Show HN: Term.everything – Run any GUI app in the terminal

Overall reaction

  • Strongly positive response; many call it “insane” in a good way and praise the craftsmanship.
  • Several people admit they have no concrete need for it but love it as a delightful, borderline-useless hack that feels like “programming as art.”
  • Some suggest they’ll install it purely out of respect, to keep around “for that one weird time.”

Relation to other projects and protocols

  • Compared to Carbonyl, brow.sh, and similar browser-in-terminal tools; commenters note this goes much further by handling arbitrary GUI apps, not just the web.
  • Mention of older/adjacent ideas: aalib/mplayer, text-mode video, X11 tricks (Xvfb + xwd + sixel), and a historic GTK “cursed” theme that rendered widgets as text.
  • Some argue that this essentially re-invents remote desktop/X11, others counter that it’s more tightly integrated with the terminal and Wayland-era friendly.

Use cases envisioned

  • Remote GUI over SSH where VNC/RDP/X11 forwarding are impractical or blocked by firewalls.
  • Managing GUI apps in containers or on build machines and clusters (e.g., Firefox for kerberos auth, Hadoop UIs) from a terminal-only environment.
  • Running GUI tools from low-powered or constrained clients (including iPad via SSH; VS Code-on-iPad is explicitly discussed).
  • Possible testing harness for GUI apps without a full desktop environment.

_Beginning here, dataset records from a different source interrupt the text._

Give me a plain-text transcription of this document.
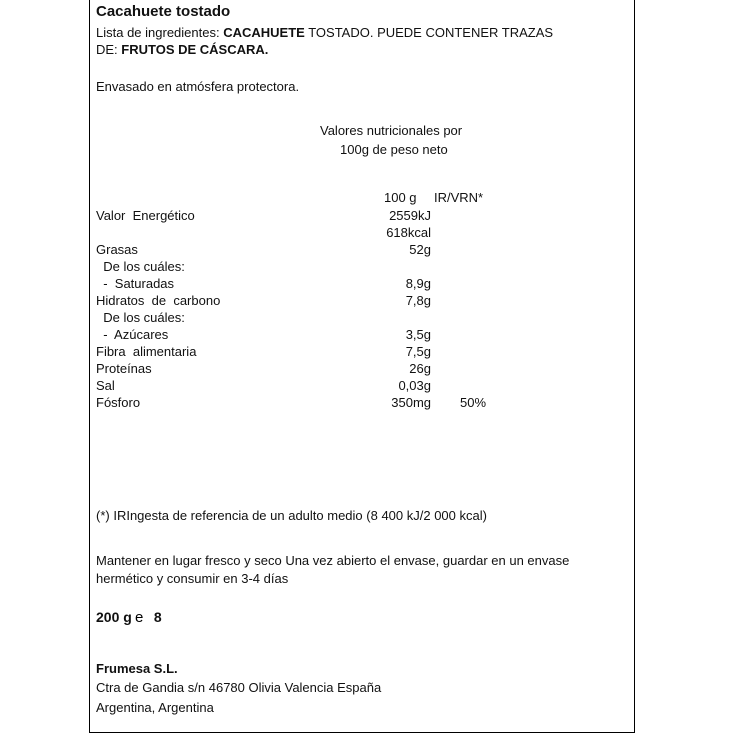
Cacahuete tostado
Lista de ingredientes: CACAHUETE TOSTADO. PUEDE CONTENER TRAZAS
DE: FRUTOS DE CÁSCARA.
Envasado en atmósfera protectora.
Valores nutricionales por
100g de peso neto
100 g IR/VRN*
Valor  Energético	2559kJ
618kcal
Grasas	52g
De los cuáles:
-  Saturadas	8,9g
Hidratos  de  carbono	7,8g
De los cuáles:
-  Azúcares	3,5g
Fibra  alimentaria	7,5g
Proteínas	26g
Sal	0,03g
Fósforo	350mg 50%
(*) IRIngesta de referencia de un adulto medio (8 400 kJ/2 000 kcal)
Mantener en lugar fresco y seco Una vez abierto el envase, guardar en un envase
hermético y consumir en 3-4 días
200 g e 8
Frumesa S.L.
Ctra de Gandia s/n 46780 Olivia Valencia España
Argentina, Argentina
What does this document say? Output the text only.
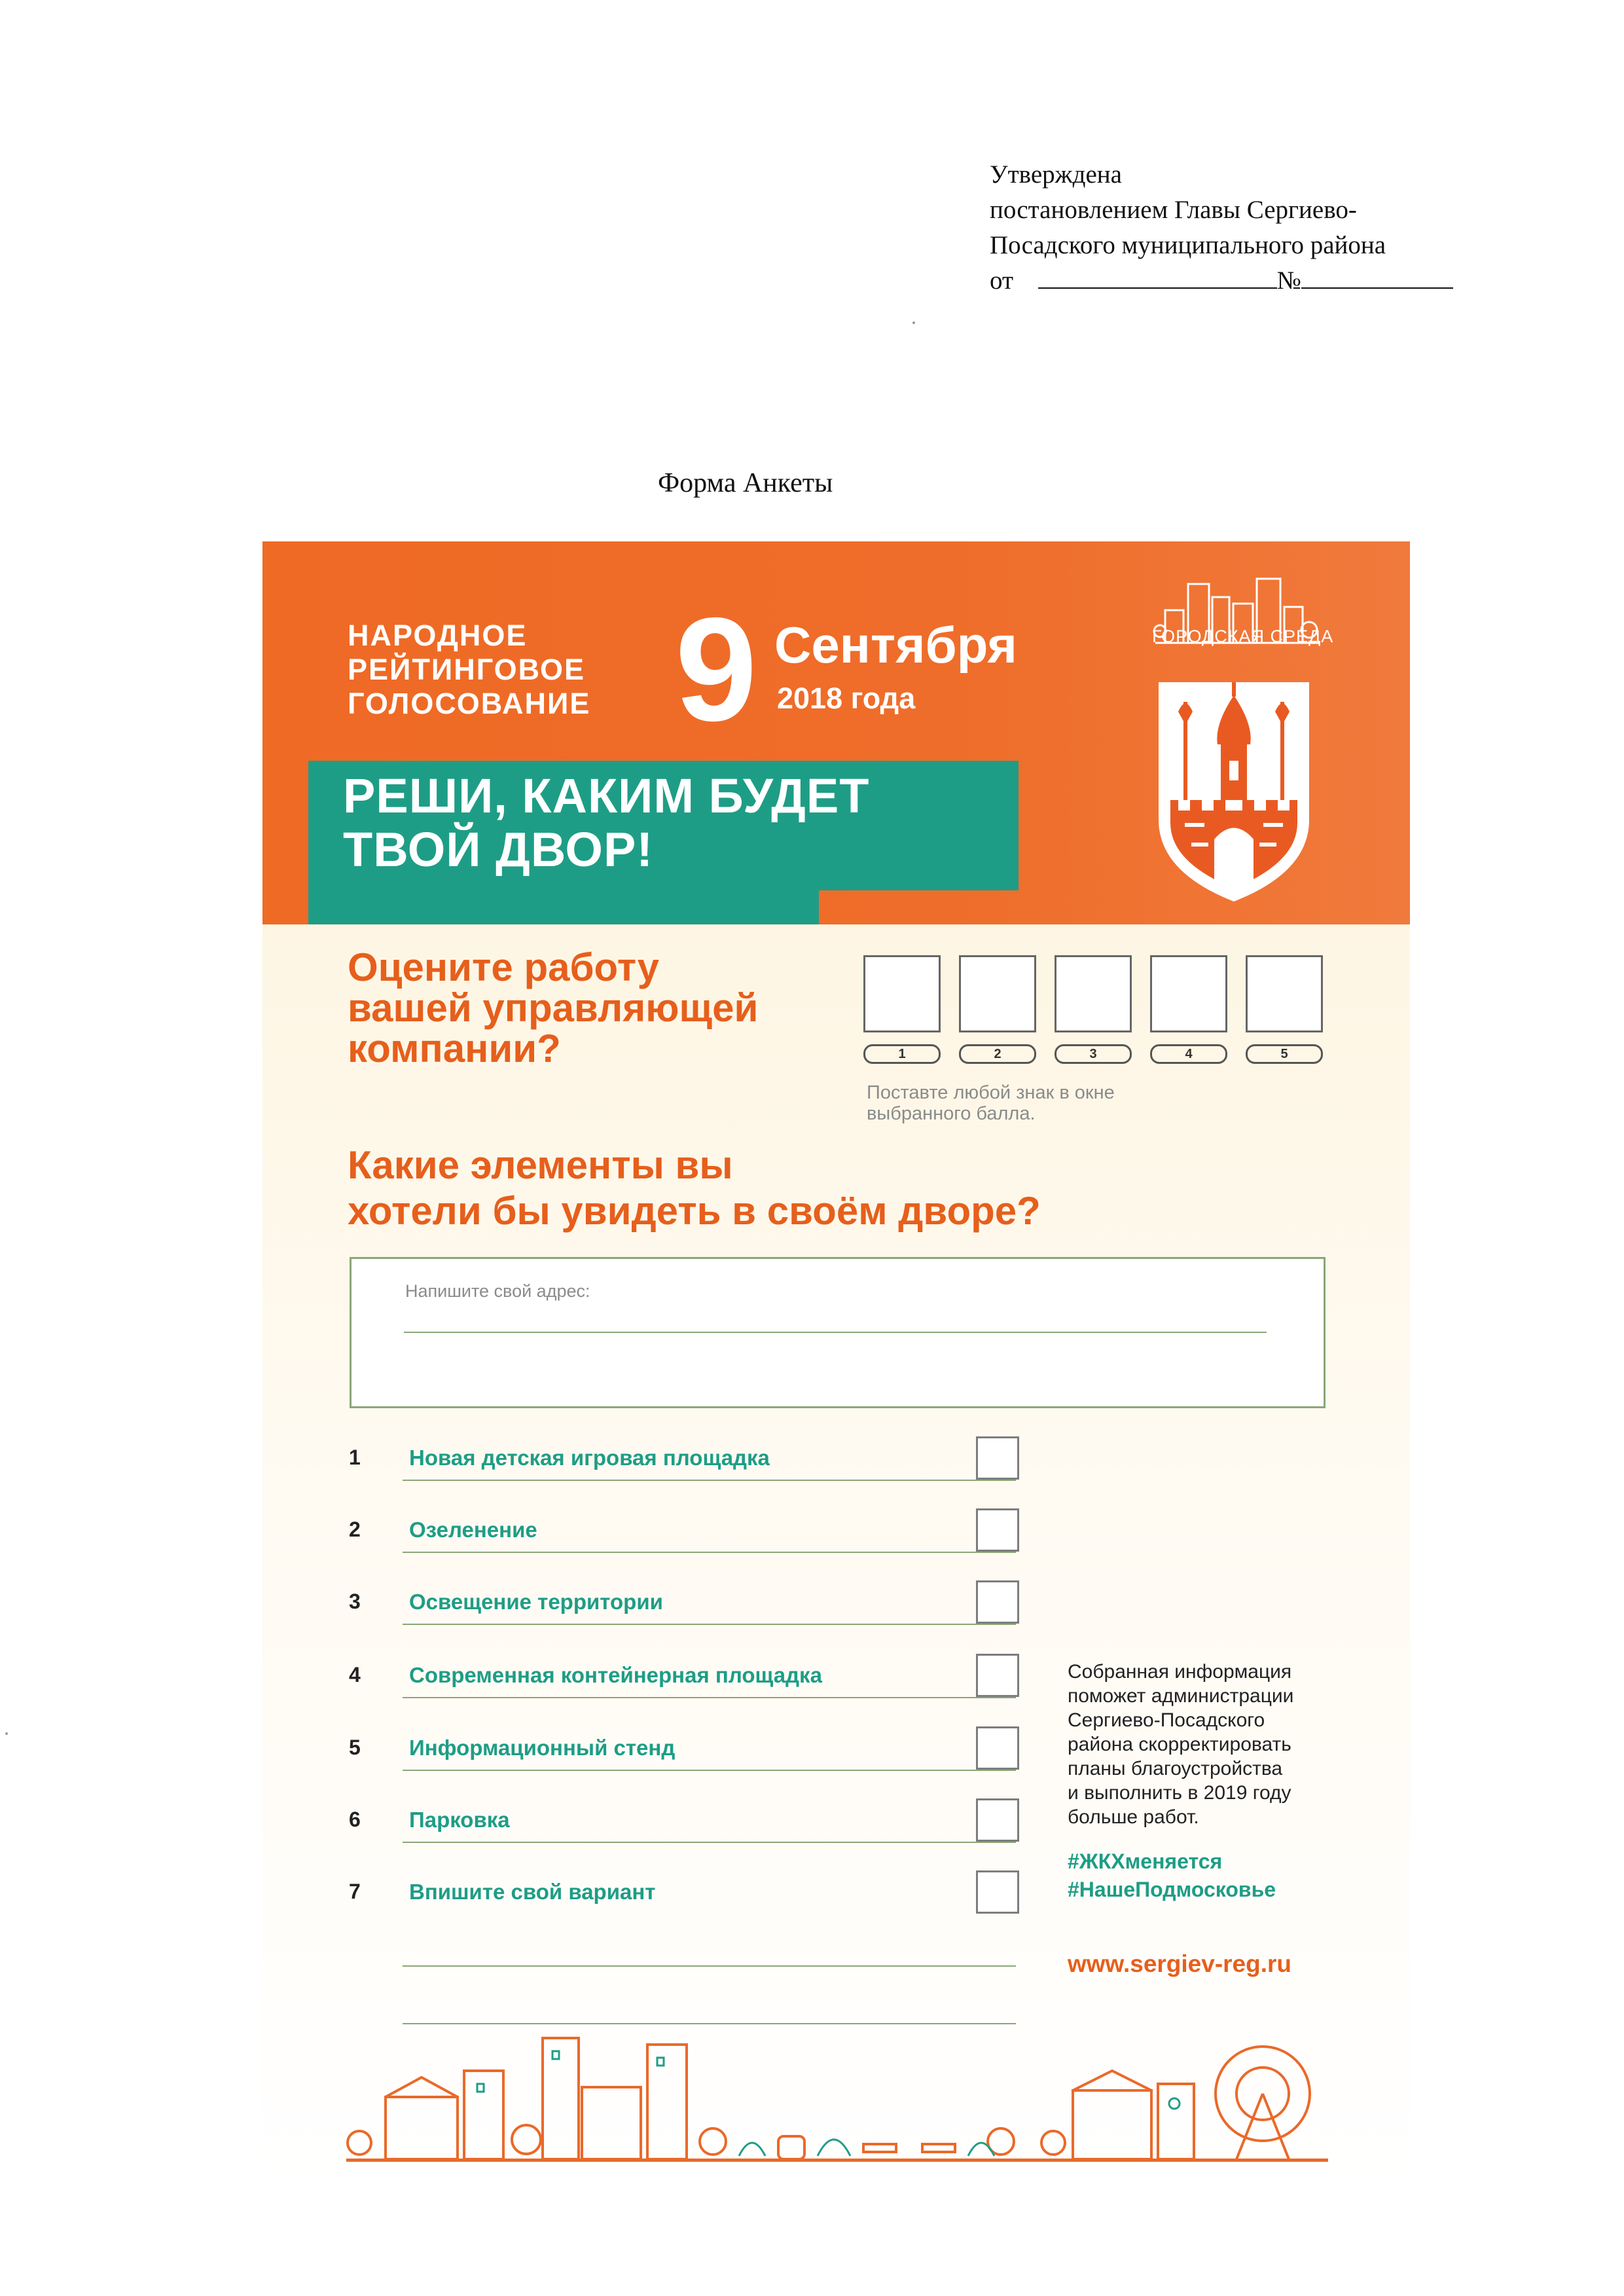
Утверждена
постановлением Главы Сергиево-
Посадского муниципального района
от	№
Форма Анкеты
НАРОДНОЕ
РЕЙТИНГОВОЕ
ГОЛОСОВАНИЕ 9 Сентября
2018 года
РЕШИ, КАКИМ БУДЕТ
ТВОЙ ДВОР!
ГОРОДСКАЯ СРЕДА
Оцените работу
вашей управляющей
компании?	1	2	3	4	5
Поставте любой знак в окне
выбранного балла.
Какие элементы вы
хотели бы увидеть в своём дворе?
Напишите свой адрес:
1 Новая детская игровая площадка
2 Озеленение
3 Освещение территории
4 Современная контейнерная площадка
5 Информационный стенд
6 Парковка
7 Впишите свой вариант
Собранная информация
поможет администрации
Сергиево-Посадского
района скорректировать
планы благоустройства
и выполнить в 2019 году
больше работ.
#ЖКХменяется
#НашеПодмосковье
www.sergiev-reg.ru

Platforms, terminal support, and Wayland/X11

  • Works on both X11 and Wayland hosts; includes a custom Wayland compositor without libwayland dependency.
  • Uses terminal image protocols; note that kitty/iterm2-like protocols work but can be inefficient for high-frame-rate graphics.
  • macOS support is desired; discussion centers on using virtual-display or accessibility/VNC tricks, with mention of a private virtual display API.
  • Clarified that it’s “in the terminal,” not raw text mode, though some confusion about framebuffer/tty vs terminal emulator appears.

Performance, input, and limitations

  • Performance highly dependent on terminal resolution; low-res is fine, 4K makes fans spin.
  • Input is via stdin only: requires hacks for games (e.g., Doom) due to lack of key-up events and control-key conflicts, making continuous movement awkward.
  • Copy/paste is planned via Wayland data-device; GUI text will remain pixel-based, with OCR suggested but considered out of scope.
  • Skeptics question practicality versus simply using RDP/waypipe/etc., but even they often concede the hack value.